A weak start on the other hand will pull the index lower to 4,863, 4,781 or 4,624 in the near term.

We continue to reiterate that this is an important long-term support zone for the index. However the struggle for the index to get past the 5,170 mark implies that the near term will stay choppy and the index can decline below the recent trough at 4,720.

Global Cues

Global equities have ended one of the worst quarters in recent history. Unfortunately, markets' troubles are far from over and are threatening to spill over into the next quarter as well.

However, most global benchmarks ended in positive terrain last week. European indices rose on some bargain hunting and DJ Euro STOXX 50 closed the week 7.5 per cent higher.

CBOE volatility index vacillated at higher levels between 35 and 43 implying that investors were still jumpy and the slightest sign of trouble could trigger off yet another wave of panic selling.

The Dow Jones Industrial Average rose to the peak of 11,369 in line with our expectation. It however could not rally beyond that level indicating that the index could remain volatile in the band between 10,600 and 11,600 for few more weeks. As we have been reiterating, the index has significant long-term support around 10,400 and this level needs to be breached to signal that the structural uptrend is under threat. A strong move beyond 11,950 is required to signal that the short-term view is turning positive.

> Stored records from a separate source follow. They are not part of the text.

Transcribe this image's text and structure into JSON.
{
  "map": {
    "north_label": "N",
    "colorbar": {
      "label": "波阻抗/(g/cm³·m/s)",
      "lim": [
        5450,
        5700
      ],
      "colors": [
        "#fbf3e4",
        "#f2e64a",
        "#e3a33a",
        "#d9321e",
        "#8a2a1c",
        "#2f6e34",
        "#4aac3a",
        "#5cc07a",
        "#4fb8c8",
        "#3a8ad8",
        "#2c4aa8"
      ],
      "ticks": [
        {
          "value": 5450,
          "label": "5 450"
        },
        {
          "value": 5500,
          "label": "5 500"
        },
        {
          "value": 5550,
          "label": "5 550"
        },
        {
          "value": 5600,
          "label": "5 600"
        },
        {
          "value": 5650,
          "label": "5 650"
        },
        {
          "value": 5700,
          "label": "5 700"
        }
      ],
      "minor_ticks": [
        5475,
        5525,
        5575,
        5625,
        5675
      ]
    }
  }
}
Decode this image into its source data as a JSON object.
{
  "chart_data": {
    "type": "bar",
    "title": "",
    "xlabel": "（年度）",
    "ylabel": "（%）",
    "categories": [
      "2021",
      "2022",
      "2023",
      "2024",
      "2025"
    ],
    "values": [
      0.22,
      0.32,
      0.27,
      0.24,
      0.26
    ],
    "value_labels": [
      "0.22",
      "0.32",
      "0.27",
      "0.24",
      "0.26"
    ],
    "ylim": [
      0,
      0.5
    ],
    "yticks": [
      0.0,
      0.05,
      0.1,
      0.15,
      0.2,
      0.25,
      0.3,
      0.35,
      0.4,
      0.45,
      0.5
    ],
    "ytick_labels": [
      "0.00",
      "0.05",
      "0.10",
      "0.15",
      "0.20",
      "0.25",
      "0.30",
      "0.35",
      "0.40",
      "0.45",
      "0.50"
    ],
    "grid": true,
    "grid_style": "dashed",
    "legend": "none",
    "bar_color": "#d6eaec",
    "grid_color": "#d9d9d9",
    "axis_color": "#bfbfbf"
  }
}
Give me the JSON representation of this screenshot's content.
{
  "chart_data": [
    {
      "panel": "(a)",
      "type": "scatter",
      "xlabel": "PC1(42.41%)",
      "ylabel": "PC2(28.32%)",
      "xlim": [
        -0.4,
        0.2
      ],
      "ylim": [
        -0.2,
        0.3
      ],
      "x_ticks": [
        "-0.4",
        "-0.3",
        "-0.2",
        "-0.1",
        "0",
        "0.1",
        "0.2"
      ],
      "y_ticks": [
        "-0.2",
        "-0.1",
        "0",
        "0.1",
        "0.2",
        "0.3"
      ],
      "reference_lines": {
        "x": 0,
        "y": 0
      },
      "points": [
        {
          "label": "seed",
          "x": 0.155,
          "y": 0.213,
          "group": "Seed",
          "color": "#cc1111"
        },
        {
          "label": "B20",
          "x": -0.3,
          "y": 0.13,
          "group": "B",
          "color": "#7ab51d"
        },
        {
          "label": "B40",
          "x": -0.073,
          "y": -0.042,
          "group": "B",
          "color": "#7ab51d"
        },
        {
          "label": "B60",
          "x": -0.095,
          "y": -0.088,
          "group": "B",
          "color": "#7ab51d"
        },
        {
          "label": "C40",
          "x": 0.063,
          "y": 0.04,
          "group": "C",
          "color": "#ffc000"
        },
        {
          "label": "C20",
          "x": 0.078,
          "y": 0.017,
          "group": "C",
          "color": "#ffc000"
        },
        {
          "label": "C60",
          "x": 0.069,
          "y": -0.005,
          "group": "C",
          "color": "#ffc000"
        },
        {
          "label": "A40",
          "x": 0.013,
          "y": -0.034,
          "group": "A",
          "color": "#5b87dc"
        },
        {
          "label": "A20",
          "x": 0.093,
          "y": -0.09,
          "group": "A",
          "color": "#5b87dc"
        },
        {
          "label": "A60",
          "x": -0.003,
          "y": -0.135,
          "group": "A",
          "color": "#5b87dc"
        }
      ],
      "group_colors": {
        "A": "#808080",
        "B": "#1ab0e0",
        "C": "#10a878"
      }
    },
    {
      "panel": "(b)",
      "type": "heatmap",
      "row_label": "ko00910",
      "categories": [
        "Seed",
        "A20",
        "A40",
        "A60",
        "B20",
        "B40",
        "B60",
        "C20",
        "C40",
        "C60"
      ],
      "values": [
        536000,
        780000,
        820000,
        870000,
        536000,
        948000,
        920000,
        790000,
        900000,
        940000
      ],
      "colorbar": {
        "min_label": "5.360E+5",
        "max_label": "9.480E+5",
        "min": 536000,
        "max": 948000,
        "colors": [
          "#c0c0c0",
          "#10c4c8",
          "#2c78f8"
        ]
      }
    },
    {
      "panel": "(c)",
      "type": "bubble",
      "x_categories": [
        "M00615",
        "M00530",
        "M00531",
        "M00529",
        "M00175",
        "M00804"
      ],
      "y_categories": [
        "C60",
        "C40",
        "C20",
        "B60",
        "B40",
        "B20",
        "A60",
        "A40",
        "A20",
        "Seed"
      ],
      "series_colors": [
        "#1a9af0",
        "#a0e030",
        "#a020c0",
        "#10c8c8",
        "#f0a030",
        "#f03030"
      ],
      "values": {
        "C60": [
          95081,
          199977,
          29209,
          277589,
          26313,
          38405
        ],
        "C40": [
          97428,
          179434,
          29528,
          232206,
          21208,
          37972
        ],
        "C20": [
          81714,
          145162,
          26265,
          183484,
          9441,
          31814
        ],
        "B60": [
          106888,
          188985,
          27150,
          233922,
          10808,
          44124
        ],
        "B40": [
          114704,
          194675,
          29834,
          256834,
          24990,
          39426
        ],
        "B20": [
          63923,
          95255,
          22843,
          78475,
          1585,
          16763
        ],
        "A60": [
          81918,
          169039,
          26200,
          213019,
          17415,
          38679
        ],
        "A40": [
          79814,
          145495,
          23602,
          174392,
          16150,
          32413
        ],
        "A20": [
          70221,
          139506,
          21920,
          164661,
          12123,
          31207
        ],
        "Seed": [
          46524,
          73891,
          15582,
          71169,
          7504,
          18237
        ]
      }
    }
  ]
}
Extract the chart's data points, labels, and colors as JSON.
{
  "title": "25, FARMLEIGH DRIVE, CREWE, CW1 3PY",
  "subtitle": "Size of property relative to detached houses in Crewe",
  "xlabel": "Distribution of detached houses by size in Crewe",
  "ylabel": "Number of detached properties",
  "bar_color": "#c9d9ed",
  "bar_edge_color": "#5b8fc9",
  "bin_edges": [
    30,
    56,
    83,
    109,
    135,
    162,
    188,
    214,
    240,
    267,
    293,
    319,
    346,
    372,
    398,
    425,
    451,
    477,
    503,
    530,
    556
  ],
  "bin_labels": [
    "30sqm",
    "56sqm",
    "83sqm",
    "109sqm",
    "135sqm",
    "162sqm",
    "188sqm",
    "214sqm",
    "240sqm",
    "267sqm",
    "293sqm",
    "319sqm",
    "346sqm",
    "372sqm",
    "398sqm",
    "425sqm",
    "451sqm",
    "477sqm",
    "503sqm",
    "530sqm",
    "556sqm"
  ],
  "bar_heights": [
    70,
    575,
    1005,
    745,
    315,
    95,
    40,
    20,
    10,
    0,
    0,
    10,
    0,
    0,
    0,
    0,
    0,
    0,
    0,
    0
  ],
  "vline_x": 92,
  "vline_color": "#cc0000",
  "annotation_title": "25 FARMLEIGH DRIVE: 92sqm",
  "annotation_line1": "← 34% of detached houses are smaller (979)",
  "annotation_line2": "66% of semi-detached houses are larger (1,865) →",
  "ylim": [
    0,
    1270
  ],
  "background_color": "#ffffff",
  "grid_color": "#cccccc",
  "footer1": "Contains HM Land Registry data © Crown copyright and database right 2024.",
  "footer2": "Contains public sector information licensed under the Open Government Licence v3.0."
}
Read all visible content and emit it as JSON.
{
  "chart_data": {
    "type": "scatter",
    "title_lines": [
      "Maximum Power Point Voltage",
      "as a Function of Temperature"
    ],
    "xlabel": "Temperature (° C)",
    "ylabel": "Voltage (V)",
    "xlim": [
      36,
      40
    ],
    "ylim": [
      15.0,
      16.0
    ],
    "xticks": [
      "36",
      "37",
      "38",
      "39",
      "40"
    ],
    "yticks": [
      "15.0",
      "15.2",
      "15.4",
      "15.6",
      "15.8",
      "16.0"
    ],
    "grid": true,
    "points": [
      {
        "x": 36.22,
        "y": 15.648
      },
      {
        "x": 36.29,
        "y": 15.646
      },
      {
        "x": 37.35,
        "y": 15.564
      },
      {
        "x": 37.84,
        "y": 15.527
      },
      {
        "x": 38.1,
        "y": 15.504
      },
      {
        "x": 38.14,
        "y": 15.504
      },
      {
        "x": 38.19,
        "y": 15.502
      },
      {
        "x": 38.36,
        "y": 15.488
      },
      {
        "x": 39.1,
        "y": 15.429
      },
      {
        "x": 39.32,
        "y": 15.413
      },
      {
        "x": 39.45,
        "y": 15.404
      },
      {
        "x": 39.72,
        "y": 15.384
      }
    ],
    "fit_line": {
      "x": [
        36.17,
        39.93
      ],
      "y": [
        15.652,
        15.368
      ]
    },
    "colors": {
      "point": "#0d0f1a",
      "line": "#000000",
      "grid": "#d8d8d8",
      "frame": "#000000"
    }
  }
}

Gold was extremely choppy declining to the intra-week low of $1,534 on Monday only to recoup most of the loss in the same session. Interestingly, the metal has long-term support at $1,548 that occurs at 30 per cent retracement of the rally from October 2008 low. Next retracement support is at $1,447. Traders can buy in declines as long as it holds above $1,447. Such a move would imply that the long-term trend continues to be upbeat in gold and it can break out to new highs after spending some time in the consolidation band between $1,450 and $1,920.